The expansion of farmlands and pastures, and the increased use of pesticides, is impacting the bees more than ever. "When they [the landowners] chop down trees to create more farmlands, they attack the hives and burn them to clear the land, they just take the honey," says Regina. "We have to move the hives deeper and deeper further and further into the deeper forest, or we won't be able to control the effects of these elements on bees and honey."
An opportunity in the big city
José Carlos Becker, an enthusiast beekeeper, is taking an action. To improve the situation, he promotes the installation of stingless beehives and honey production in the city of Santa Cruz de la Sierra, one of South America's fastest-growing cities. A UNDP report established that it grows at 6,5%, while the rest of the cities in the country kept a rate of 5% growth.

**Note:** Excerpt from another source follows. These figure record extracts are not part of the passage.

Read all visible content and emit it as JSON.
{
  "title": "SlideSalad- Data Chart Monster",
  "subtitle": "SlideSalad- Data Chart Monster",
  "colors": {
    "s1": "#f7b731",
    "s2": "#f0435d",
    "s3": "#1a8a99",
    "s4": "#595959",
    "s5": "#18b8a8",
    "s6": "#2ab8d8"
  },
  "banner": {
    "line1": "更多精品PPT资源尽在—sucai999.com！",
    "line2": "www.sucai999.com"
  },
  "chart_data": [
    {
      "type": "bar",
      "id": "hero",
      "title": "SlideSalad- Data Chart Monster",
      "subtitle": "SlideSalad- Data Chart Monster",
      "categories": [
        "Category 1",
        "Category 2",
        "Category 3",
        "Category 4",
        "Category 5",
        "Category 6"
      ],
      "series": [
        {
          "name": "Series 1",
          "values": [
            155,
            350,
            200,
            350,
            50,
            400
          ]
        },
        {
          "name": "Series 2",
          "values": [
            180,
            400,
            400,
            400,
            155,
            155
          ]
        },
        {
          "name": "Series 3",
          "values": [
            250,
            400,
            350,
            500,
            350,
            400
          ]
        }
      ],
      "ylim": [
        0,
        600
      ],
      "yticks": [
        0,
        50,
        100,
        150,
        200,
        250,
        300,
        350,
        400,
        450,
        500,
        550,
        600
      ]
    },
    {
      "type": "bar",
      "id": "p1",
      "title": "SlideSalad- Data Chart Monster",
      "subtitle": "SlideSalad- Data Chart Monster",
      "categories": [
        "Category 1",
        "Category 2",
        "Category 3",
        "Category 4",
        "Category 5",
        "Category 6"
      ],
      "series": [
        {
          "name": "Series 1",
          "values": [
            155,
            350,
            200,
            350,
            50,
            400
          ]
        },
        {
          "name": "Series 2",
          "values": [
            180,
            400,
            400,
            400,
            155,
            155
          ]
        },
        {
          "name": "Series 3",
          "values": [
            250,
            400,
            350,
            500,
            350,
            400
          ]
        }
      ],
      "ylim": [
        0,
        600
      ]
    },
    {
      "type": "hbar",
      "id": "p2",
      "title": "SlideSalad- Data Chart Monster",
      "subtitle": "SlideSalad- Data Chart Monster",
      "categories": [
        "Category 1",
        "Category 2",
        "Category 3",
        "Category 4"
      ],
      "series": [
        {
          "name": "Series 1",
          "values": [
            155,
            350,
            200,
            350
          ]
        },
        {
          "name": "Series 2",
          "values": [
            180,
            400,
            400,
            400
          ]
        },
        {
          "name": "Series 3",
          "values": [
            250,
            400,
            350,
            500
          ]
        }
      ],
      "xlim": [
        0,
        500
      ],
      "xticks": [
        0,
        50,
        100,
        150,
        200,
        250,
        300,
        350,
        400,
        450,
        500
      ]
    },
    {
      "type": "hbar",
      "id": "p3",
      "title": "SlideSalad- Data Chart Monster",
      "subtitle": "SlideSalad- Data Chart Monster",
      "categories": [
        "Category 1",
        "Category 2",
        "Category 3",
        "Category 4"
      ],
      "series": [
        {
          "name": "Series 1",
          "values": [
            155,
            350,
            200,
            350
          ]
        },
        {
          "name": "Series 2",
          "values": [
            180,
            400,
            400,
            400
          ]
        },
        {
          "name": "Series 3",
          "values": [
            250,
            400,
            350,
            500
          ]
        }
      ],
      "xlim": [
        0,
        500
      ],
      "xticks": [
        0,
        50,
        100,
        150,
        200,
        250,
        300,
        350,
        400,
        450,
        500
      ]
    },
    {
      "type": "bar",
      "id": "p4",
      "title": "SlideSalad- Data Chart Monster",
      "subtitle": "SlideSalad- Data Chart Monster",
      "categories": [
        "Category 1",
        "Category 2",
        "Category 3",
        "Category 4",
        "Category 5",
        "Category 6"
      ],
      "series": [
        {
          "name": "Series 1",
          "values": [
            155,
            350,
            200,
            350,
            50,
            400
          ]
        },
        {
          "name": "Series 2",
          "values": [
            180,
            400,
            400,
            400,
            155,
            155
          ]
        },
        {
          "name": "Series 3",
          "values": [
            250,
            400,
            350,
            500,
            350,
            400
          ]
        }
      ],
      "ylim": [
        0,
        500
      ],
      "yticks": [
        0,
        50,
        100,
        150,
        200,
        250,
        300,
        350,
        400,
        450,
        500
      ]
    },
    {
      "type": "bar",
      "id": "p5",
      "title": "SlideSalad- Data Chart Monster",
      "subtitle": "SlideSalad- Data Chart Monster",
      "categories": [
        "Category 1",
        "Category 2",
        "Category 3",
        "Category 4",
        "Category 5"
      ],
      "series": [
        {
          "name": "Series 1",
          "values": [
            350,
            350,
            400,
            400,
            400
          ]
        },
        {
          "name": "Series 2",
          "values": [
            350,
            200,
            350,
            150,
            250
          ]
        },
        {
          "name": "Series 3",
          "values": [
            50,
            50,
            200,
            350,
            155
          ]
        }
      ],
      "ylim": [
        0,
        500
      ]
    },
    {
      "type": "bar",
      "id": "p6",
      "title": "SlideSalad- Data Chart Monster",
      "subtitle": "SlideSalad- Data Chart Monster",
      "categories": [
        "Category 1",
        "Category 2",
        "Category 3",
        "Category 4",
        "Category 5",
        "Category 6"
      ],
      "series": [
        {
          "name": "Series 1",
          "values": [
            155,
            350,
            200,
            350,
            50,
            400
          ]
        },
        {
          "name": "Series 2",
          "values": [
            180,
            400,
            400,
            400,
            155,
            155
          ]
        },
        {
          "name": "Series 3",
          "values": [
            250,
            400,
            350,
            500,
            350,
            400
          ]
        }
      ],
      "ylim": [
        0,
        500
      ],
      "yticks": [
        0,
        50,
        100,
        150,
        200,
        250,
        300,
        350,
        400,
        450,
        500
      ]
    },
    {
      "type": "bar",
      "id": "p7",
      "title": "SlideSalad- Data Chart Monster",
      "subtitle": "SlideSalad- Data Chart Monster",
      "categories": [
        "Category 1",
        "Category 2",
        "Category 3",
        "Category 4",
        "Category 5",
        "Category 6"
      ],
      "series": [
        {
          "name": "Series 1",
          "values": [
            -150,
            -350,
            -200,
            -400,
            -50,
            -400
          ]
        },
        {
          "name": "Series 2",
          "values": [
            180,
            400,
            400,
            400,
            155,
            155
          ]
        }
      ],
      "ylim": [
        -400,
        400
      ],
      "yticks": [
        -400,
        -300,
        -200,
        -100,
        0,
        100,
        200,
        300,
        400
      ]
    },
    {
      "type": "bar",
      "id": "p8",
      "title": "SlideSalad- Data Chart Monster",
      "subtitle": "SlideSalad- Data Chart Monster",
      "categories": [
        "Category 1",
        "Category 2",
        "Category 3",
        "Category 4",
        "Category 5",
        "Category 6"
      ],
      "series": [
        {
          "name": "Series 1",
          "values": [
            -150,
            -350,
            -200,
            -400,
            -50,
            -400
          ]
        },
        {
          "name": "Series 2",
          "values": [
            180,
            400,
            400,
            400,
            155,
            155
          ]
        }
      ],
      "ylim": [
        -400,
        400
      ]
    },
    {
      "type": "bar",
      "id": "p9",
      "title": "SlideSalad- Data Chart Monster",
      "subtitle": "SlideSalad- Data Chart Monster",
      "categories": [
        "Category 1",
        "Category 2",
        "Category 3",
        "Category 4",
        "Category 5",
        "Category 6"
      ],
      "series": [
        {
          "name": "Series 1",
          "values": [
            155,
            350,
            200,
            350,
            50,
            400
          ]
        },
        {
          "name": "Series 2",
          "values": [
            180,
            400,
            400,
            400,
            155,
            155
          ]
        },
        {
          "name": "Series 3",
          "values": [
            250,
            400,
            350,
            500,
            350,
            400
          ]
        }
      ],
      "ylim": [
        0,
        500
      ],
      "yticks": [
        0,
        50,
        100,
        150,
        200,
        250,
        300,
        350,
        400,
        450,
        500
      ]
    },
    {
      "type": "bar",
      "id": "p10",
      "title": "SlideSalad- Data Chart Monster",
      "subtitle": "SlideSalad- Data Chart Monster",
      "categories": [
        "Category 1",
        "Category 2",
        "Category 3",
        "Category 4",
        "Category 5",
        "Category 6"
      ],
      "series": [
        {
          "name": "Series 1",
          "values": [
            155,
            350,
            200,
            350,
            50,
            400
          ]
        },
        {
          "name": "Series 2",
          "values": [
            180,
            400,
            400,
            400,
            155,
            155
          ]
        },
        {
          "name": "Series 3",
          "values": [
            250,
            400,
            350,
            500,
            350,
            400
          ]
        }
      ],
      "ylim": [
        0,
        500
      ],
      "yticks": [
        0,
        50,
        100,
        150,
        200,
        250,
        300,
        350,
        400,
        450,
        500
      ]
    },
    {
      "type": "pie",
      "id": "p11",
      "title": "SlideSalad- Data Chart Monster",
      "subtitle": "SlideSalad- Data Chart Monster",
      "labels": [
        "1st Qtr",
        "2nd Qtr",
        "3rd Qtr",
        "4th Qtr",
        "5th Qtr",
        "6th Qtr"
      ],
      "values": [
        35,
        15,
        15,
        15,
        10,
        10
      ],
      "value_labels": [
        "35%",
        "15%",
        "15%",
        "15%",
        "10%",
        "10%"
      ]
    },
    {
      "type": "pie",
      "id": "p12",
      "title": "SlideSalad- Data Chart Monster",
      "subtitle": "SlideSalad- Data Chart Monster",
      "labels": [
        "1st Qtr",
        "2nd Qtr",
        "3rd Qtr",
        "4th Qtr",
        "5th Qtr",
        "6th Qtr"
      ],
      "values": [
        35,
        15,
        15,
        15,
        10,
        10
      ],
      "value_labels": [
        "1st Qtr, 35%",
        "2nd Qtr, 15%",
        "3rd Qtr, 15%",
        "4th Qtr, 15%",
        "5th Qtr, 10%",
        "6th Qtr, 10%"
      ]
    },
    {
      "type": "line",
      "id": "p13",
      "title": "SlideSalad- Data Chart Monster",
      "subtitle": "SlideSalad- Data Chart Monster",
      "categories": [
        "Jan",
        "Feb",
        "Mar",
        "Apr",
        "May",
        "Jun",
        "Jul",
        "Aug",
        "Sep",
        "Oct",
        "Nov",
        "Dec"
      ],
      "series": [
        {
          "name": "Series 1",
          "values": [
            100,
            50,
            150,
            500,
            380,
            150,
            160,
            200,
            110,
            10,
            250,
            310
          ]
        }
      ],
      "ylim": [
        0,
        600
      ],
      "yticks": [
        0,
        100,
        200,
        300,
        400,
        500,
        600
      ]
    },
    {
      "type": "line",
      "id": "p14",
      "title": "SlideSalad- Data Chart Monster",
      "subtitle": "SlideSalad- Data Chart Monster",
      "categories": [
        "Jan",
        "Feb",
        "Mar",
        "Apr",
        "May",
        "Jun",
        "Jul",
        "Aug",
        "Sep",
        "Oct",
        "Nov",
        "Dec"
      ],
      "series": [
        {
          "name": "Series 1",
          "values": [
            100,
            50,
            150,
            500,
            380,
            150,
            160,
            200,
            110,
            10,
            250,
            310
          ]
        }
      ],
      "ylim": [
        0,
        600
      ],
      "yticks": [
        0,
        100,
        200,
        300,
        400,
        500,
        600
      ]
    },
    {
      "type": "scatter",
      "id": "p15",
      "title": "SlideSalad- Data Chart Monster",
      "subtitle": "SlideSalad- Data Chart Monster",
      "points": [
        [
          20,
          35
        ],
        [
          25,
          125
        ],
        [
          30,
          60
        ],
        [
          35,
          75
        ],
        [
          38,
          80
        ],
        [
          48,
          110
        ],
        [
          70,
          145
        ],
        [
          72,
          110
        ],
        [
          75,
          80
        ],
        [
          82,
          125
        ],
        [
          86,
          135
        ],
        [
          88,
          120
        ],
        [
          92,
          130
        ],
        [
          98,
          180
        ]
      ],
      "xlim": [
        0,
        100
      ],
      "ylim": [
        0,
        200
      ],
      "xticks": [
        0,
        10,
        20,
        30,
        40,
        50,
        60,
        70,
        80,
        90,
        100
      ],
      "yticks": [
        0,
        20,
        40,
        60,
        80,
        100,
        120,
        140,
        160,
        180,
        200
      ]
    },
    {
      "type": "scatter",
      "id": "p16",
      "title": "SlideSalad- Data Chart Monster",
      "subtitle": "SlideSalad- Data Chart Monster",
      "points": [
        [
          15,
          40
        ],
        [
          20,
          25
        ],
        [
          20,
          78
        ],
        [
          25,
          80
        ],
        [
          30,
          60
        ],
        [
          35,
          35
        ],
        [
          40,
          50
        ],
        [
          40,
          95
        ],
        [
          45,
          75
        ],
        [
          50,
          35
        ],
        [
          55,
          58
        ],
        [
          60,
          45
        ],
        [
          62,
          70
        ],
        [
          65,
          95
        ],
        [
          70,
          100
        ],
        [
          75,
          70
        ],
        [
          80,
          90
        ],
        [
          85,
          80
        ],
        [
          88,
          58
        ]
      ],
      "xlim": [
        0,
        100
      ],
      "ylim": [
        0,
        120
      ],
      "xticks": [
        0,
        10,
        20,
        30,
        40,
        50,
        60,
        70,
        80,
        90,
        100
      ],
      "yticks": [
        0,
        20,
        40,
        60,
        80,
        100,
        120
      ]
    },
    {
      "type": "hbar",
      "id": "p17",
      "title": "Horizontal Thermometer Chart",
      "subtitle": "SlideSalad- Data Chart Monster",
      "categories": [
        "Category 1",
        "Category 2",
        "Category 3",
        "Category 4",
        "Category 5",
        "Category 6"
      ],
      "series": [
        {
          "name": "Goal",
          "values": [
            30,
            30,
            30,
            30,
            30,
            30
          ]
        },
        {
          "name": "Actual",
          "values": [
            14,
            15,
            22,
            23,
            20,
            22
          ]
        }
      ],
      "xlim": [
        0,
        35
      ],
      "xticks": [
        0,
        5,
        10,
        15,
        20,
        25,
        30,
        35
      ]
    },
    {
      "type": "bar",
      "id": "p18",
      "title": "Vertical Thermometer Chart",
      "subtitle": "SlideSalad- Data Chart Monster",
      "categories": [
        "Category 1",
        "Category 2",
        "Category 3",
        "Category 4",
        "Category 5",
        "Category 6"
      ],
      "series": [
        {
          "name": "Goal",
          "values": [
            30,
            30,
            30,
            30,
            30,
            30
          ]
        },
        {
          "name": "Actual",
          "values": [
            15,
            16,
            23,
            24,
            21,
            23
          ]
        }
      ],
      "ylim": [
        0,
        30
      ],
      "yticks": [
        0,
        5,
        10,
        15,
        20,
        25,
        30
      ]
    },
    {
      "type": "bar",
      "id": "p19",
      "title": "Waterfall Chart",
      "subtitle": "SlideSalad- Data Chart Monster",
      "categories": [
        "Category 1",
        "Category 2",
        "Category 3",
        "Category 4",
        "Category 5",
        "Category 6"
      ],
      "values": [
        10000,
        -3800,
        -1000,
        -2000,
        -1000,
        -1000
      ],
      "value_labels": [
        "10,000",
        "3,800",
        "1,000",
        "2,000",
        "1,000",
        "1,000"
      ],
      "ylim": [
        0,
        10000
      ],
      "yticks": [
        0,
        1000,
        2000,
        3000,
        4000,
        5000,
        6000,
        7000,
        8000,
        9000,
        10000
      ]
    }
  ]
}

The city's breakneck development has been taking land, putting down trees, and turning more than 150 species that grow in the city into a lawn, leaving stingless bees without trees or vegetation.
"People take them first as pets, but as they interact they fall in love and are more aware of how valuable and vulnerable they are," says. With over 200 colonies installed in Santa Cruz, José feels that he's bringing them back where they belong.
"People don't imagine how important bees are. With the new land use approved by INRA [National Institute of Agriculture Reforms] landowners just care to produce monocultures and put trees down. This can be an opportunity to teach and raise awareness on bees. If you see a mango tree in the city, without the bees, it will produce only 1 or 2 fruits. That's how much we depend on them," says. His statement matches with the FAO report that without pollinators the fruits tend to be smaller or the production will be deficient.
So far, all of the hives continue to live and adapt to their life in the city, protected in balconies and gardens, or hiding between bricks or a tree on a square. They are companions for those who are growing an edible garden or are looking to produce some honey for self-consumption. José saves beehives from fallen trees and finds them a new home. He assures that stingless bees are resilient, but abrupt weather changes, like heavy rain, affects them.
PRECIS (Providing Regional Climates for Impacts Studies) Climate Model for Bolivia indicates that precipitation will intensify and become more frequent for December, January, and February, projecting a 53% increase in heavy rains by 2100.
"[The bees] are only 2 to 5 mm long, so imagine a sudden heavy rain in the city as they are still out looking for nectar, it is impossible for them to come back to their hive, they die out there," says Becker.
Like Jose Becker, Regina Heredia's hope is on people. She believes that the presence of stingless bees in urban areas is the best way to raise awareness on both these important insects and climate change, removing the misconception that all bees have stings and are dangerous, and proving that mankind and bees are more linked than we often believe. Programs of handling and conservation are needed more than ever, she says, as is the implementation of climate change mitigation policies by the governments to save more than bees.